Ehmann et al described the association of ERD with ROP by the instability of the inner blood retinal barrier seen in stage 3 ROP with plus disease, combined with further inflammatory insult secondary to laser therapy [9]. They propose that this may lead to a vasoactive response resulting in subretinal exudate accumulation and retinal detachment [9].

Moshfeghi et al. described three cases of ERD developed following LP performed after 40 weeks of PMA for ROP [6]. They reported that they used topical and systemic steroids in the patients and noted resorption in ERD. The authors suggested that premature infants who require LP for ROP at >40 weeks of PMA might be predisposed to develop ERD.They claimed that the advanced age of the infants would result in better developed choriocapillaris and more extensive exudation [6].

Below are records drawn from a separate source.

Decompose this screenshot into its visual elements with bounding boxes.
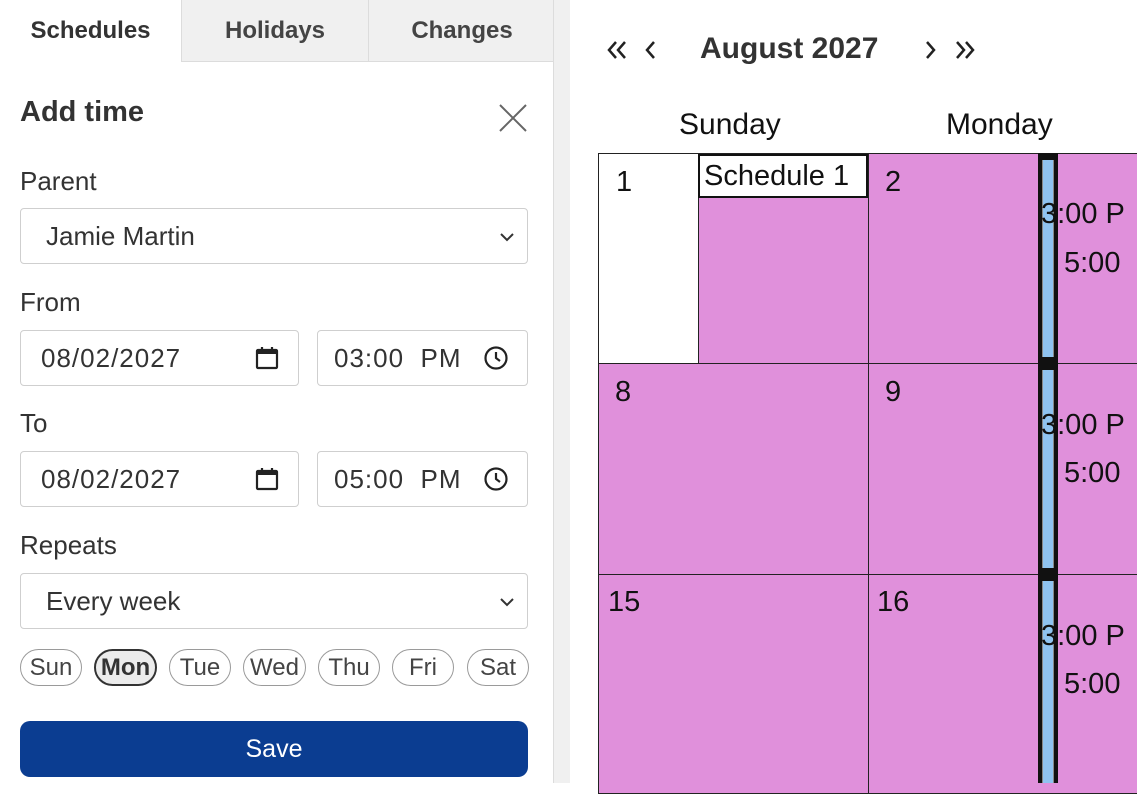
day-number: 16 bbox=[877, 586, 910, 618]
tab-schedules[interactable]: Schedules bbox=[0, 0, 181, 62]
clock-icon[interactable] bbox=[483, 466, 509, 492]
event-bar-fill bbox=[1042, 370, 1054, 568]
repeats-select[interactable]: Every week bbox=[20, 573, 528, 629]
day-number: 9 bbox=[885, 376, 902, 408]
schedule-editor-panel: Schedules Holidays Changes Add time Pare… bbox=[0, 0, 555, 783]
day-toggle-sat[interactable]: Sat bbox=[467, 649, 529, 686]
previous-year-icon[interactable] bbox=[603, 36, 631, 64]
chevron-down-icon bbox=[500, 233, 514, 242]
weekday-toggle-group: Sun Mon Tue Wed Thu Fri Sat bbox=[20, 649, 530, 687]
parent-select-value: Jamie Martin bbox=[46, 220, 195, 251]
to-label: To bbox=[20, 408, 48, 438]
tab-changes[interactable]: Changes bbox=[368, 0, 555, 62]
save-button[interactable]: Save bbox=[20, 721, 528, 777]
calendar-icon[interactable] bbox=[254, 345, 280, 371]
next-month-icon[interactable] bbox=[916, 36, 944, 64]
to-date-value: 08/02/2027 bbox=[41, 463, 182, 494]
event-end-time: 5:00 bbox=[1064, 247, 1121, 279]
tab-holidays[interactable]: Holidays bbox=[181, 0, 368, 62]
panel-divider[interactable] bbox=[553, 0, 570, 783]
calendar-icon[interactable] bbox=[254, 466, 280, 492]
chevron-down-icon bbox=[500, 598, 514, 607]
next-year-icon[interactable] bbox=[951, 36, 979, 64]
from-time-input[interactable]: 03:00 PM bbox=[317, 330, 528, 386]
day-number: 2 bbox=[885, 166, 902, 198]
day-toggle-mon[interactable]: Mon bbox=[94, 649, 157, 686]
to-time-value: 05:00 PM bbox=[334, 463, 462, 494]
from-date-value: 08/02/2027 bbox=[41, 342, 182, 373]
event-end-time: 5:00 bbox=[1064, 668, 1121, 700]
parent-label: Parent bbox=[20, 166, 97, 196]
event-start-time: 3:00 P bbox=[1041, 198, 1125, 230]
to-time-input[interactable]: 05:00 PM bbox=[317, 451, 528, 507]
parent-select[interactable]: Jamie Martin bbox=[20, 208, 528, 264]
clock-icon[interactable] bbox=[483, 345, 509, 371]
event-start-time: 3:00 P bbox=[1041, 409, 1125, 441]
from-date-input[interactable]: 08/02/2027 bbox=[20, 330, 299, 386]
event-bar-fill bbox=[1042, 160, 1054, 357]
day-toggle-thu[interactable]: Thu bbox=[318, 649, 380, 686]
day-toggle-wed[interactable]: Wed bbox=[243, 649, 306, 686]
calendar-day-cell[interactable] bbox=[598, 363, 869, 575]
month-title: August 2027 bbox=[700, 32, 879, 65]
event-end-time: 5:00 bbox=[1064, 457, 1121, 489]
close-icon[interactable] bbox=[497, 102, 529, 134]
day-number: 8 bbox=[615, 376, 632, 408]
to-date-input[interactable]: 08/02/2027 bbox=[20, 451, 299, 507]
weekday-header-sunday: Sunday bbox=[679, 108, 781, 141]
tab-bar: Schedules Holidays Changes bbox=[0, 0, 555, 62]
repeats-label: Repeats bbox=[20, 530, 117, 560]
event-bar-fill bbox=[1042, 581, 1054, 783]
repeats-select-value: Every week bbox=[46, 585, 181, 616]
event-start-time: 3:00 P bbox=[1041, 620, 1125, 652]
day-number: 1 bbox=[616, 166, 633, 198]
day-toggle-sun[interactable]: Sun bbox=[20, 649, 82, 686]
previous-month-icon[interactable] bbox=[637, 36, 665, 64]
weekday-header-monday: Monday bbox=[946, 108, 1053, 141]
schedule-event-label[interactable]: Schedule 1 bbox=[698, 154, 868, 198]
day-toggle-fri[interactable]: Fri bbox=[392, 649, 454, 686]
form-title: Add time bbox=[20, 96, 145, 128]
calendar-day-cell[interactable] bbox=[598, 153, 699, 364]
from-time-value: 03:00 PM bbox=[334, 342, 462, 373]
day-toggle-tue[interactable]: Tue bbox=[169, 649, 231, 686]
day-number: 15 bbox=[608, 586, 641, 618]
from-label: From bbox=[20, 287, 81, 317]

Muni et al. also described an ERD in a premature who previously received LP for zone II stage 3 ROP with plus disease at 40 weeks [14]. They just observed the case and reported a complete resolution at 50 weeks with residual macular subretinal exudates. Lalwani et al. reported a case of bilateral ERD 3 weeks after LP [11]. The case was then treated with intravitreal Bevacizumab in both eyes. After supplemental LP, the left eye remained stable, whereas the right eye developed a tractional retinal detachment.

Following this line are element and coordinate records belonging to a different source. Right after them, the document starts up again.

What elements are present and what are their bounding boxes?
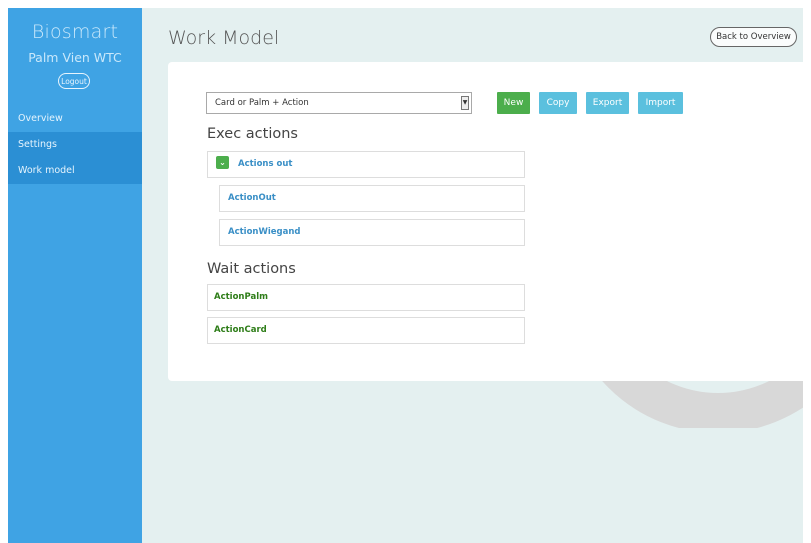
new-button[interactable]: New: [497, 92, 530, 114]
exec-action-item[interactable]: ActionOut: [219, 185, 525, 212]
logout-button[interactable]: Logout: [58, 73, 90, 89]
work-model-select[interactable]: Card or Palm + Action ▼: [206, 92, 472, 114]
exec-group-label: Actions out: [238, 159, 293, 169]
app-frame: Biosmart Palm Vien WTC Logout Overview S…: [8, 8, 803, 543]
sidebar: Biosmart Palm Vien WTC Logout Overview S…: [8, 8, 142, 543]
sidebar-nav: Overview Settings Work model: [8, 106, 142, 184]
dropdown-arrow-icon[interactable]: ▼: [461, 96, 469, 110]
work-model-card: Card or Palm + Action ▼ New Copy Export …: [168, 62, 803, 381]
copy-button[interactable]: Copy: [539, 92, 577, 114]
wait-action-item[interactable]: ActionPalm: [207, 284, 525, 311]
exec-actions-title: Exec actions: [207, 126, 298, 142]
import-button[interactable]: Import: [638, 92, 683, 114]
back-to-overview-button[interactable]: Back to Overview: [710, 27, 797, 47]
exec-action-item[interactable]: ActionWiegand: [219, 219, 525, 246]
wait-actions-title: Wait actions: [207, 261, 296, 277]
work-model-select-value: Card or Palm + Action: [215, 98, 309, 108]
chevron-down-icon[interactable]: ⌄: [216, 156, 229, 169]
wait-action-item[interactable]: ActionCard: [207, 317, 525, 344]
sidebar-item-work-model[interactable]: Work model: [8, 158, 142, 184]
site-name: Palm Vien WTC: [28, 50, 122, 65]
sidebar-item-overview[interactable]: Overview: [8, 106, 142, 132]
brand-name: Biosmart: [31, 21, 119, 43]
sidebar-item-settings[interactable]: Settings: [8, 132, 142, 158]
export-button[interactable]: Export: [586, 92, 629, 114]
page-title: Work Model: [168, 27, 280, 49]
exec-group-actions-out[interactable]: ⌄ Actions out: [207, 151, 525, 178]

Armada et al reported a severe case of ERD following LP for ROP, which was managed by external subretinal drainage, bevacizumab and scleral buckling [10]. This case is the only reported ROP case patient which necessitated surgical management in for ERD.

In the present cases, the development of ERD was also attributed to the injury of RPE and choriocapillaris caused by LP. The administration of topical and systemic steroid treatment provided recovery in the clinical picture of our patients. The effect of the steroid was considered to be related to the decreased inflammation in RPE and choriocapillaris. However, the rare occurrence of this complication and spontaneous resorption in some cases suggest the involvement of other factors.

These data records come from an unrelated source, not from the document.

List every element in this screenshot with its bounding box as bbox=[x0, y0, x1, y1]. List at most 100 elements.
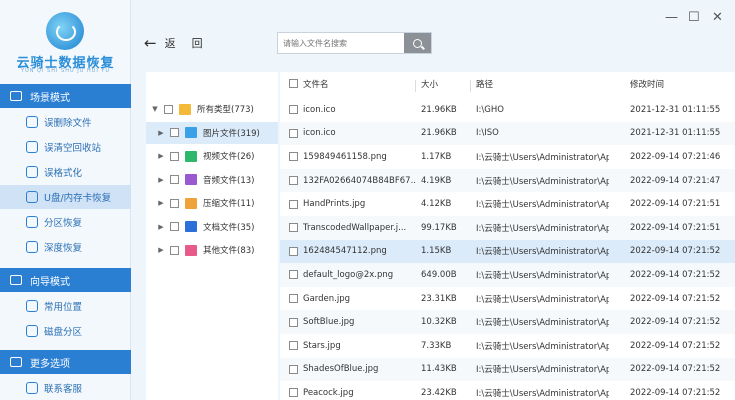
table-row[interactable]: default_logo@2x.png 649.00B I:\云骑士\Users\A… bbox=[280, 263, 735, 287]
location-icon bbox=[26, 300, 38, 312]
table-row[interactable]: ShadesOfBlue.jpg 11.43KB I:\云骑士\Users\Admi… bbox=[280, 357, 735, 382]
file-type-icon bbox=[185, 127, 197, 138]
row-checkbox[interactable] bbox=[289, 105, 298, 115]
table-row[interactable]: 132FA02664074B84BF67... 4.19KB I:\云骑士\User… bbox=[280, 168, 735, 193]
back-button[interactable]: 返 bbox=[165, 35, 176, 51]
tree-checkbox[interactable] bbox=[170, 128, 179, 137]
row-checkbox[interactable] bbox=[289, 270, 298, 280]
menu-icon bbox=[10, 357, 22, 367]
file-type-icon bbox=[185, 150, 197, 162]
row-checkbox[interactable] bbox=[289, 364, 298, 374]
file-size: 4.12KB bbox=[421, 199, 452, 210]
row-checkbox[interactable] bbox=[289, 388, 298, 398]
expand-toggle-icon[interactable]: ▶ bbox=[156, 223, 166, 231]
column-divider[interactable] bbox=[415, 80, 416, 92]
search-button[interactable] bbox=[404, 33, 431, 53]
table-row[interactable]: 159849461158.png 1.17KB I:\云骑士\Users\Admin… bbox=[280, 145, 735, 169]
nav-usb-card-recovery[interactable]: U盘/内存卡恢复 bbox=[0, 185, 131, 209]
tree-item-label: 其他文件(83) bbox=[203, 246, 255, 256]
search-input[interactable] bbox=[278, 33, 404, 53]
table-row[interactable]: Stars.jpg 7.33KB I:\云骑士\Users\Administrato… bbox=[280, 334, 735, 358]
row-checkbox[interactable] bbox=[289, 317, 298, 327]
file-size: 10.32KB bbox=[421, 317, 457, 328]
table-row[interactable]: Garden.jpg 23.31KB I:\云骑士\Users\Administra… bbox=[280, 287, 735, 311]
close-button[interactable]: ✕ bbox=[712, 10, 723, 25]
row-checkbox[interactable] bbox=[289, 246, 298, 256]
row-checkbox[interactable] bbox=[289, 152, 298, 162]
file-path: I:\云骑士\Users\Administrator\Ap... bbox=[476, 341, 609, 352]
file-type-icon bbox=[185, 174, 197, 185]
tree-checkbox[interactable] bbox=[170, 222, 179, 231]
brand-subtitle: YUN QI SHI SHU JU HUI FU bbox=[21, 68, 110, 74]
row-checkbox[interactable] bbox=[289, 294, 298, 304]
file-name: Garden.jpg bbox=[303, 293, 351, 304]
tree-item-label: 文档文件(35) bbox=[203, 222, 255, 233]
col-header-path[interactable]: 路径 bbox=[476, 78, 609, 90]
search-box bbox=[277, 32, 432, 54]
expand-toggle-icon[interactable]: ▼ bbox=[150, 105, 160, 113]
file-path: I:\云骑士\Users\Administrator\Ap... bbox=[476, 247, 609, 258]
file-date: 2022-09-14 07:21:46 bbox=[630, 151, 721, 162]
file-type-icon bbox=[185, 244, 197, 256]
nav-deep-recovery[interactable]: 深度恢复 bbox=[0, 235, 131, 259]
expand-toggle-icon[interactable]: ▶ bbox=[156, 129, 166, 137]
column-divider[interactable] bbox=[470, 80, 471, 92]
col-header-date[interactable]: 修改时间 bbox=[630, 78, 730, 90]
usb-card-icon bbox=[26, 191, 38, 203]
maximize-button[interactable]: ☐ bbox=[688, 10, 700, 25]
tree-item[interactable]: ▶ 音频文件(13) bbox=[146, 169, 278, 191]
tree-checkbox[interactable] bbox=[164, 104, 173, 114]
section-more-options[interactable]: 更多选项 bbox=[0, 350, 131, 374]
nav-deleted-files[interactable]: 误删除文件 bbox=[0, 110, 131, 134]
nav-partition-recovery[interactable]: 分区恢复 bbox=[0, 210, 131, 234]
col-header-size[interactable]: 大小 bbox=[421, 78, 471, 90]
file-date: 2022-09-14 07:21:51 bbox=[630, 222, 721, 233]
tree-item[interactable]: ▶ 压缩文件(11) bbox=[146, 192, 278, 214]
table-row[interactable]: TranscodedWallpaper.j... 99.17KB I:\云骑士\Us… bbox=[280, 216, 735, 240]
file-path: I:\云骑士\Users\Administrator\Ap... bbox=[476, 318, 609, 329]
file-list-header: 文件名 大小 路径 修改时间 bbox=[280, 72, 735, 96]
expand-toggle-icon[interactable]: ▶ bbox=[156, 199, 166, 207]
section-scene-mode[interactable]: 场景模式 bbox=[0, 84, 131, 108]
tree-item[interactable]: ▶ 文档文件(35) bbox=[146, 216, 278, 238]
section-wizard-mode[interactable]: 向导模式 bbox=[0, 268, 131, 292]
home-button[interactable]: 回 bbox=[192, 35, 203, 51]
expand-toggle-icon[interactable]: ▶ bbox=[156, 176, 166, 184]
table-row[interactable]: HandPrints.jpg 4.12KB I:\云骑士\Users\Adminis… bbox=[280, 192, 735, 216]
tree-item[interactable]: ▼ 所有类型(773) bbox=[146, 98, 278, 120]
expand-toggle-icon[interactable]: ▶ bbox=[156, 246, 166, 254]
tree-item[interactable]: ▶ 其他文件(83) bbox=[146, 239, 278, 261]
back-arrow-icon[interactable]: ← bbox=[144, 34, 157, 52]
select-all-checkbox[interactable] bbox=[289, 79, 298, 89]
file-path: I:\云骑士\Users\Administrator\Ap... bbox=[476, 200, 609, 211]
row-checkbox[interactable] bbox=[289, 199, 298, 209]
table-row[interactable]: SoftBlue.jpg 10.32KB I:\云骑士\Users\Administ… bbox=[280, 310, 735, 334]
minimize-button[interactable]: — bbox=[665, 10, 678, 25]
table-row[interactable]: Peacock.jpg 23.42KB I:\云骑士\Users\Administr… bbox=[280, 381, 735, 400]
tree-item[interactable]: ▶ 图片文件(319) bbox=[146, 121, 278, 144]
nav-disk-partitions[interactable]: 磁盘分区 bbox=[0, 319, 131, 343]
table-row[interactable]: 162484547112.png 1.15KB I:\云骑士\Users\Admin… bbox=[280, 239, 735, 264]
nav-formatted[interactable]: 误格式化 bbox=[0, 160, 131, 184]
file-name: default_logo@2x.png bbox=[303, 269, 394, 280]
row-checkbox[interactable] bbox=[289, 176, 298, 186]
table-row[interactable]: icon.ico 21.96KB I:\GHO 2021-12-31 01:11:55 bbox=[280, 98, 735, 122]
table-row[interactable]: icon.ico 21.96KB I:\ISO 2021-12-31 01:11:55 bbox=[280, 121, 735, 146]
file-name: TranscodedWallpaper.j... bbox=[303, 222, 407, 233]
back-nav: ← 返 回 bbox=[144, 34, 203, 52]
tree-checkbox[interactable] bbox=[170, 198, 179, 208]
nav-label: U盘/内存卡恢复 bbox=[44, 193, 112, 204]
tree-checkbox[interactable] bbox=[170, 175, 179, 184]
section-label: 向导模式 bbox=[30, 276, 70, 288]
nav-common-locations[interactable]: 常用位置 bbox=[0, 294, 131, 318]
expand-toggle-icon[interactable]: ▶ bbox=[156, 152, 166, 160]
nav-recycle-bin[interactable]: 误清空回收站 bbox=[0, 135, 131, 159]
tree-item[interactable]: ▶ 视频文件(26) bbox=[146, 145, 278, 167]
row-checkbox[interactable] bbox=[289, 341, 298, 351]
nav-contact-support[interactable]: 联系客服 bbox=[0, 376, 131, 400]
row-checkbox[interactable] bbox=[289, 128, 298, 138]
tree-checkbox[interactable] bbox=[170, 245, 179, 255]
row-checkbox[interactable] bbox=[289, 223, 298, 233]
col-header-name[interactable]: 文件名 bbox=[303, 78, 415, 90]
tree-checkbox[interactable] bbox=[170, 151, 179, 161]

In conclusion, we would like to emphasize that ERD might be occur as a complication of LP during the treatment of ROP. Potential benefits of topical and systemic steroids should be taken into consideration in the treatment of this condition.

Acknowledgement

There is no government or non government support for the study. There is no financial support for the study, either. The authors adhered to Declaration of Helsinki and all state laws in our country. The parent of our patient was asked to give informed concent form before being enrolled in the study.